I took in a breath, held it, waited, and released it without Glory adding anything else. "That's uh...quite a simple sentence with a lot of complex implications."
"You don't say." she tilted a knuckle at me. "Still think I should go talk to Li?"
"I mean, you kinda have to. It's her facility you want access to."
"Come on. You're still in charge."
"You are, factually speaking, incorrect. I am retired. This is an internal Institute matter. You will have to take it up with her."
"A word from you and she'll be forced to accede to our demands. I'm not so sure that means you aren't in charge."
"I can suggest. I can ask. But my word is not law. Since you know about Jeanie then you know that it was out of my hands."

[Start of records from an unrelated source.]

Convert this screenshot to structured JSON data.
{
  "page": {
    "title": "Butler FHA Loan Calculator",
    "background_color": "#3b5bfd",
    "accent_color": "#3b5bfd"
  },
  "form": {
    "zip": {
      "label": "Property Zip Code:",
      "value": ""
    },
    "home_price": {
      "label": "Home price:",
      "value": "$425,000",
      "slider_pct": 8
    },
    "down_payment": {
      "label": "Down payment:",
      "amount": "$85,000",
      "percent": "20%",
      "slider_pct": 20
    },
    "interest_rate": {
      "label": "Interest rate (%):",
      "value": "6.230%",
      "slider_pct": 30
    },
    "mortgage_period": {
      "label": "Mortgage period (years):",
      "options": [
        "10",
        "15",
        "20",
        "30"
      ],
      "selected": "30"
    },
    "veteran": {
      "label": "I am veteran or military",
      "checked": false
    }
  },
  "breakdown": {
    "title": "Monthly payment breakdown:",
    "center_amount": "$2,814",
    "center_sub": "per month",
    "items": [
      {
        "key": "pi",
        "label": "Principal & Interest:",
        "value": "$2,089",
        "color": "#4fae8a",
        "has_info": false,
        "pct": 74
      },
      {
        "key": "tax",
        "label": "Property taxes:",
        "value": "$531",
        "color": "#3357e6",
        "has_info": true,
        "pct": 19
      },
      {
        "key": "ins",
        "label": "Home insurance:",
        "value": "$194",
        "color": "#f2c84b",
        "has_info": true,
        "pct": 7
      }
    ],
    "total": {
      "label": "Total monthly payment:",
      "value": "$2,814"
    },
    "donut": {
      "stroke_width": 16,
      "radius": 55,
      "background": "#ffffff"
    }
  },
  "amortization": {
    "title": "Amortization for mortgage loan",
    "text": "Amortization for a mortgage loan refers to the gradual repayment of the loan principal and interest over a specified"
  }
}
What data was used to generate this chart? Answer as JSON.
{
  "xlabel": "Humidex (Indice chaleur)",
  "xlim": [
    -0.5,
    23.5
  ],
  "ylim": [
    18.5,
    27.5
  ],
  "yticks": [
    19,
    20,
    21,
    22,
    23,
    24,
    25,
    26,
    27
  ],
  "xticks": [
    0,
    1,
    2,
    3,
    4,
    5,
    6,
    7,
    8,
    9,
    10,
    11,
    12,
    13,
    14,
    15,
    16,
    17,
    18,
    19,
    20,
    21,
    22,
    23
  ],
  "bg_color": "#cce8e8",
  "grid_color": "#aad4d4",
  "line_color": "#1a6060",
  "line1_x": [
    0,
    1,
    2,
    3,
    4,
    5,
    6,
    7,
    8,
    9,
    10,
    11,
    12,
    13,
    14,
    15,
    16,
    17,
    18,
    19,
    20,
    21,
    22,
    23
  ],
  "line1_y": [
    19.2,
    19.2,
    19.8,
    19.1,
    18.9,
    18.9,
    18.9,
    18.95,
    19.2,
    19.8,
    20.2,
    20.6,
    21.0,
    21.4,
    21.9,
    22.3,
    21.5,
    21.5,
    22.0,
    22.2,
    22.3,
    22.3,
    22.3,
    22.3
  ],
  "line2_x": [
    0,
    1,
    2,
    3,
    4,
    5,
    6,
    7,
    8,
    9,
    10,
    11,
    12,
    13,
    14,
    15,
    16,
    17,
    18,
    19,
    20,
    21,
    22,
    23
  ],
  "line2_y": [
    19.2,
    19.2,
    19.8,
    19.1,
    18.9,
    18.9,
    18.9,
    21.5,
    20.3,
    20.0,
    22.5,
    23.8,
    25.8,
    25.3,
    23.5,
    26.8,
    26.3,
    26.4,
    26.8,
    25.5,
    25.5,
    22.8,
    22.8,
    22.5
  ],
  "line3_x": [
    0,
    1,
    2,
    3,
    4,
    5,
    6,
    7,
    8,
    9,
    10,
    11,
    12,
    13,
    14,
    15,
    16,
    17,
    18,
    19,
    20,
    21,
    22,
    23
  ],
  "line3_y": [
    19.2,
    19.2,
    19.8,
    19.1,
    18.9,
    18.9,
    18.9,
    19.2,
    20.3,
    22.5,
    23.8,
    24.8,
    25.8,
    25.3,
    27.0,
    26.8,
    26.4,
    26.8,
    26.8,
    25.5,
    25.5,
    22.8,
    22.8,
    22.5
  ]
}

"Literally. I'm sorry I brought that up, Charmer. You know I liked her."
"I did too. So I can't guarantee anything is the point."
"It would be a lot easier with you on hand to gently push things in our favor."
"I'll think about it. The whole point of stepping away was to step away. If I'm constantly meddling and pushing to have things done my way, then I am still in charge. These councils and committees and political machines need to be able to function without my personal intervention."
"I'll take it." she tilted her head.
"Good. Now, come try some of this lemonade."